MoPub Gives Twitter $24M In Q4, Still About 5% Of Overall Revenue

Twitter released its Q4 2014 earnings on Thursday, reporting advertising revenue of $432 million, nearly double what it was one year ago. And mobile ad revenue made up 88% of that $432 million (about $380 million).

But how much of a factor was MoPub, the mobile ad exchange Twitter acquired for $350 million in late September? Midway through 2014, MoPub was growing a bit faster than people expected, and it was projected to account for roughly 5% of Twitter’s total revenue on the year as a whole.

Estimates suggest that's exactly what it did.
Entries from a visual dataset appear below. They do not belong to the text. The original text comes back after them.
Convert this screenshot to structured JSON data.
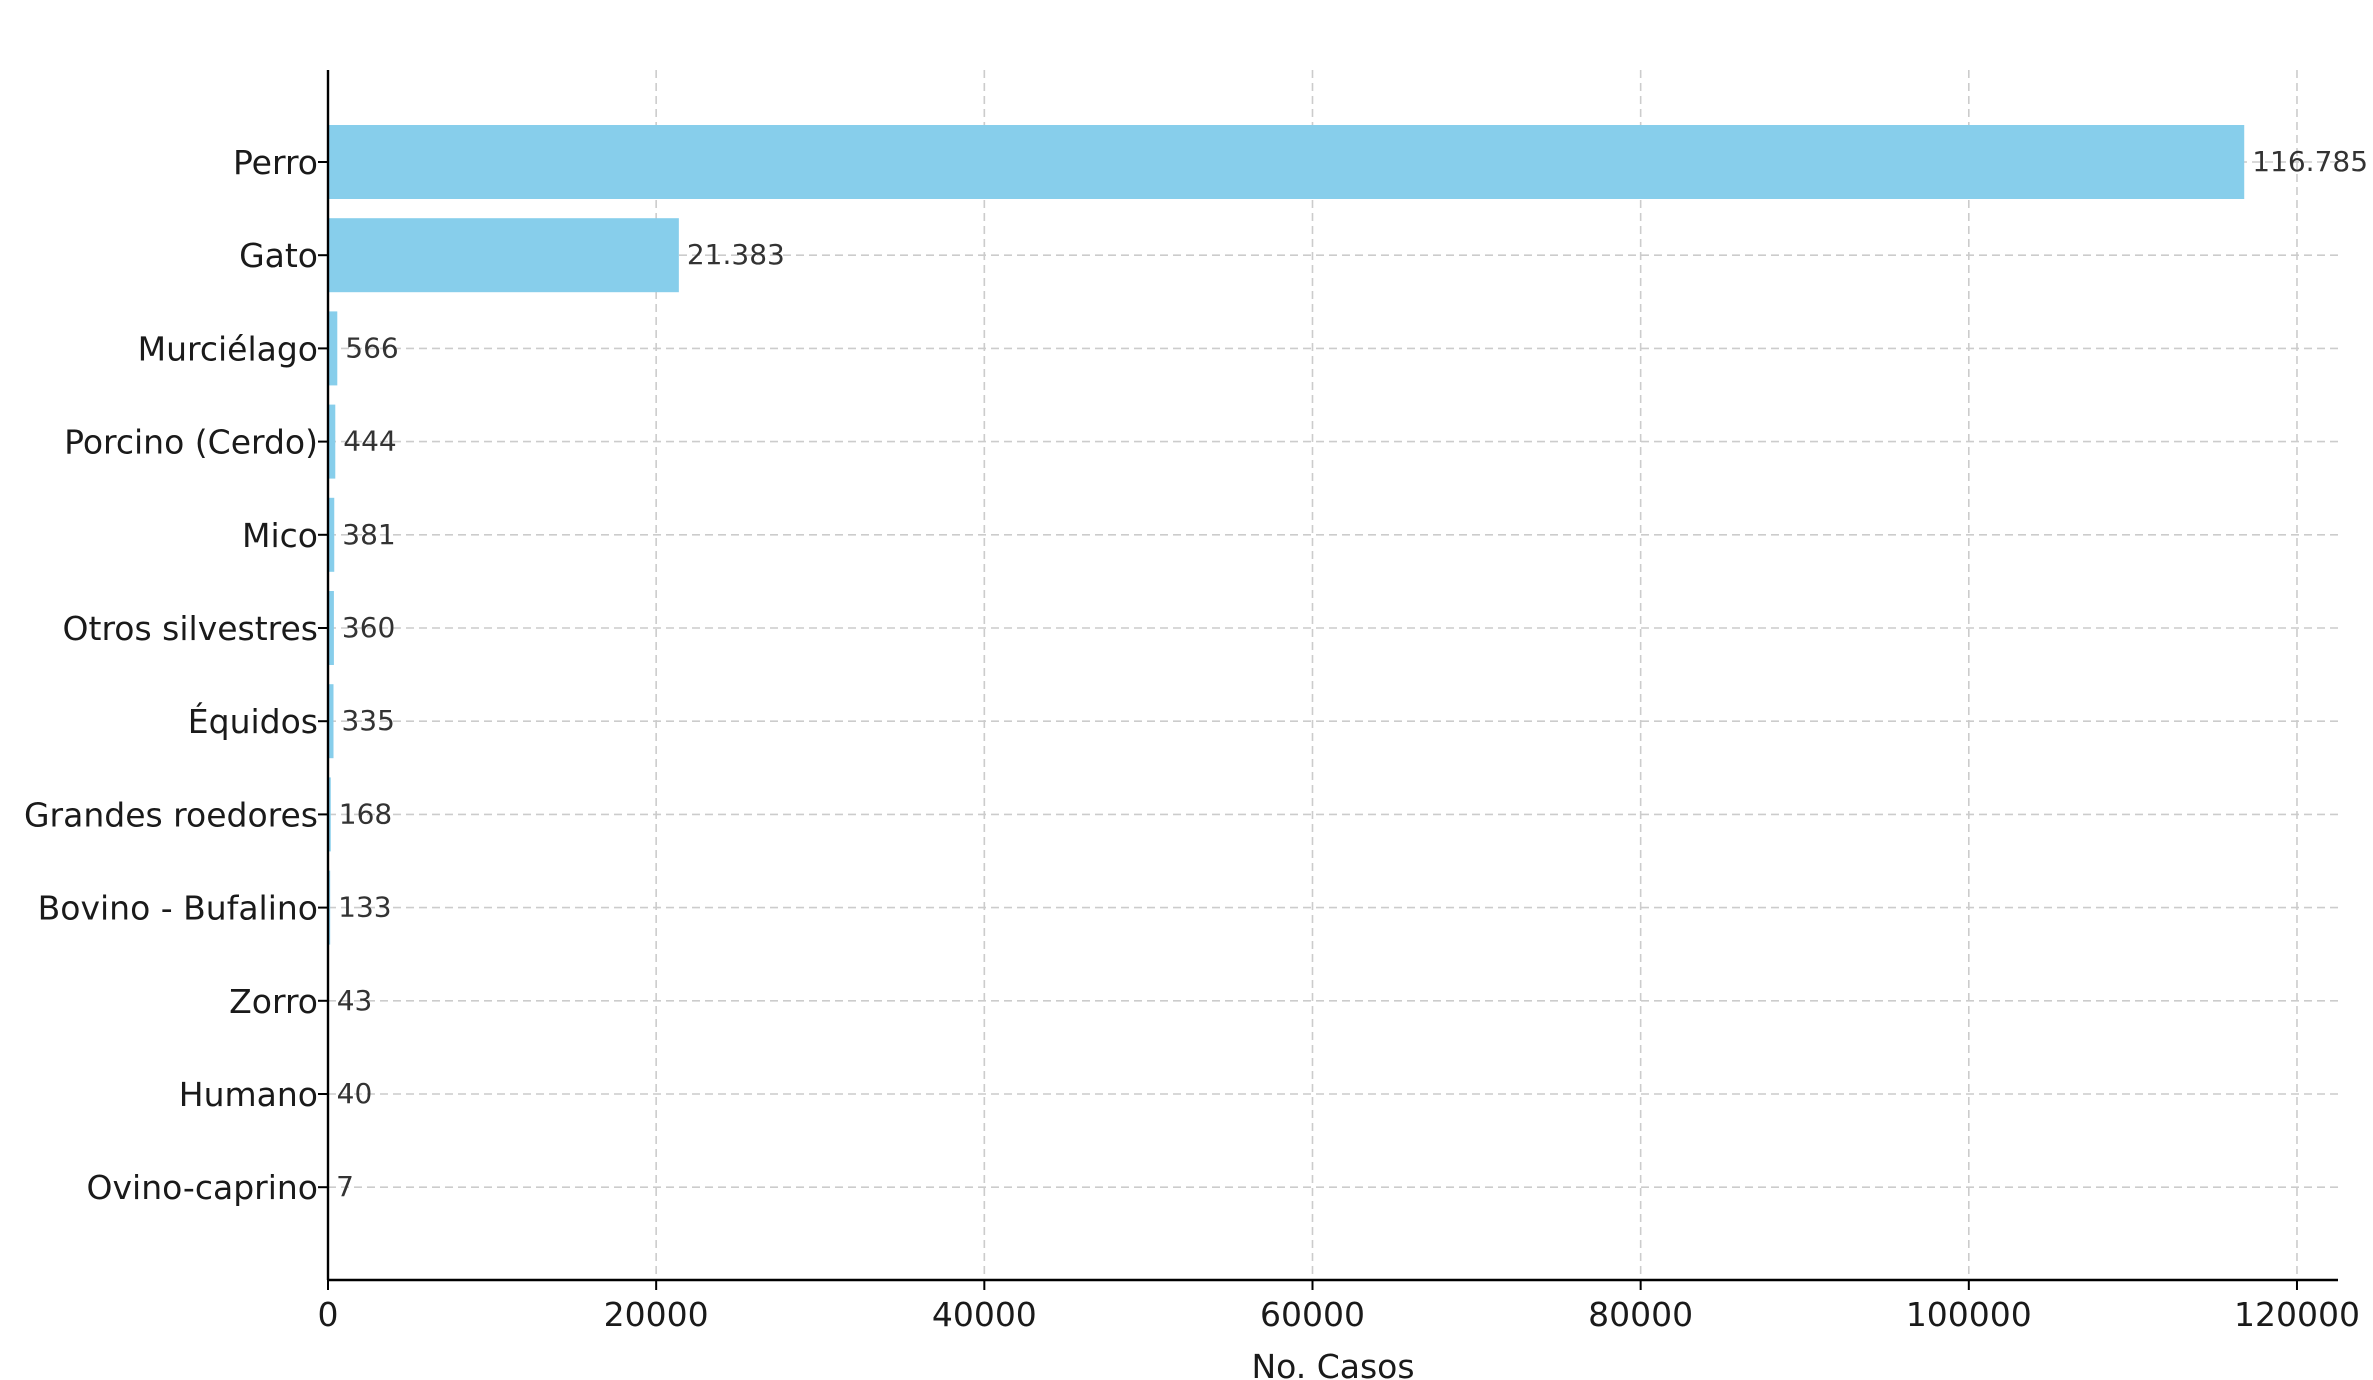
{
  "chart_data": {
    "type": "bar",
    "orientation": "horizontal",
    "title": "",
    "xlabel": "No. Casos",
    "ylabel": "",
    "categories": [
      "Perro",
      "Gato",
      "Murciélago",
      "Porcino (Cerdo)",
      "Mico",
      "Otros silvestres",
      "Équidos",
      "Grandes roedores",
      "Bovino - Bufalino",
      "Zorro",
      "Humano",
      "Ovino-caprino"
    ],
    "values": [
      116785,
      21383,
      566,
      444,
      381,
      360,
      335,
      168,
      133,
      43,
      40,
      7
    ],
    "value_labels": [
      "116.785",
      "21.383",
      "566",
      "444",
      "381",
      "360",
      "335",
      "168",
      "133",
      "43",
      "40",
      "7"
    ],
    "xlim": [
      0,
      122500
    ],
    "xticks": [
      0,
      20000,
      40000,
      60000,
      80000,
      100000,
      120000
    ],
    "xtick_labels": [
      "0",
      "20000",
      "40000",
      "60000",
      "80000",
      "100000",
      "120000"
    ],
    "grid": true,
    "bar_color": "#87ceeb"
  }
}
Twitter said on its earnings call that their exchange business doubled year-over-year, “so if last year 4Q was $12mm, then this quarter it is $24mm, which would be around 5% of total,” remarked Brian Wieser, senior analyst at Pivotal Research.

Twitter's 2014 revenue was about $1.4 billion. About 5% of that would be $70 million. Initial estimates projected MoPub to account for anywhere between $56 million and $67 million.

The $70 million figure is just an estimate (Twitter didn't disclose exact figures surrounding MoPub's revenue), but since MoPub had been about 5% of Twitter's total revenue all year -- and since Wieser's math notes that it was about 5% again in Q4 -- the $70 million figure seems fair. It seems that at worst, MoPub's revenue landed somewhere within projections. 

The fact MoPub’s business is growing with Twitter’s is encouraging, and Twitter isn’t sleeping on the ad exchange. In its report, Twitter notes that last quarter it held its first mobile developer conference, where it unveiled monetization offerings through MoPub, among other things.

Twitter also recently rolled out its new developer platform, Fabric, to allow programmers to build and distribute apps, which can then be monetized via MoPub.

“By providing a ‘foundation’ for developer initiatives, [Twitter CEO Dick] Costolo said Fabric -- in unison with its MoPub ad-serving platform -- presented ‘enormous’ monetization opportunities,” wrote Social Media and Marketing Daily earlier this week in a piece covering Twitter’s plans to expand its Promoted Tweets offering.

MoPub continues to strike new partnerships as well, such as an integration with Marin announced earlier this week and a native-focused deal inked with Thinknear just last week.